Summary of the invention
A kind of the first purpose of the invention is to provide charge transport properties high dioxy of good, DSSC photoelectric conversion efficiency
Change the compound light anode of titanium/graphene.
To achieve the above object, present invention employs following technical solutions: a kind of compound light sun of titanium dioxide/graphene
Pole, it is characterised in that: including following raw material: titanium dioxide, graphene, elemental iodine, ethyl alcohol and acetone, wherein ethyl alcohol and acetone
Volume ratio be 1:(4~5), the mass ratio of graphene and titanium dioxide is (0.1~0.2) %, elemental iodine and titanium dioxide
Mass ratio is (15~20) %, and the concentration that titanium dioxide is dissolved in ethyl alcohol is (6~7.5) mg/ml.

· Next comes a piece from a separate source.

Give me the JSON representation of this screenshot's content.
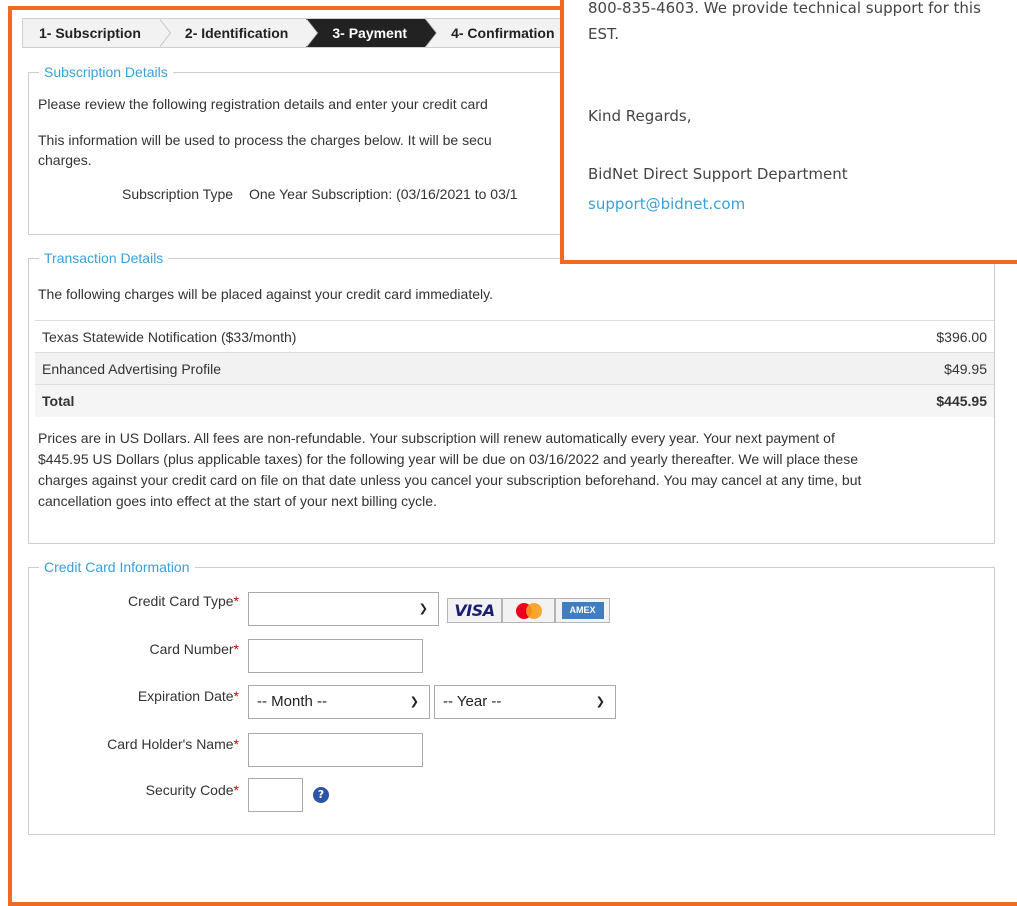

Further, the compound light anode of a kind of titanium dioxide/graphene above-mentioned, in which: including following raw material: dioxy
Change titanium, graphene, elemental iodine, ethyl alcohol and acetone, wherein the volume ratio of ethyl alcohol and acetone is 1:4.5, graphene and titanium dioxide
Mass ratio be (0.1~0.2) %, the mass ratio of elemental iodine and titanium dioxide is (15~20) %, and titanium dioxide is dissolved in ethyl alcohol
Concentration be (6~7.5) mg/ml.
Through the implementation of the above technical solution, the beneficial effects of the present invention are: the charge transport properties of light anode are good, light sun
The translucency and light utilization ratio of pole are strong, and the photoelectric conversion efficiency of DSSC is high.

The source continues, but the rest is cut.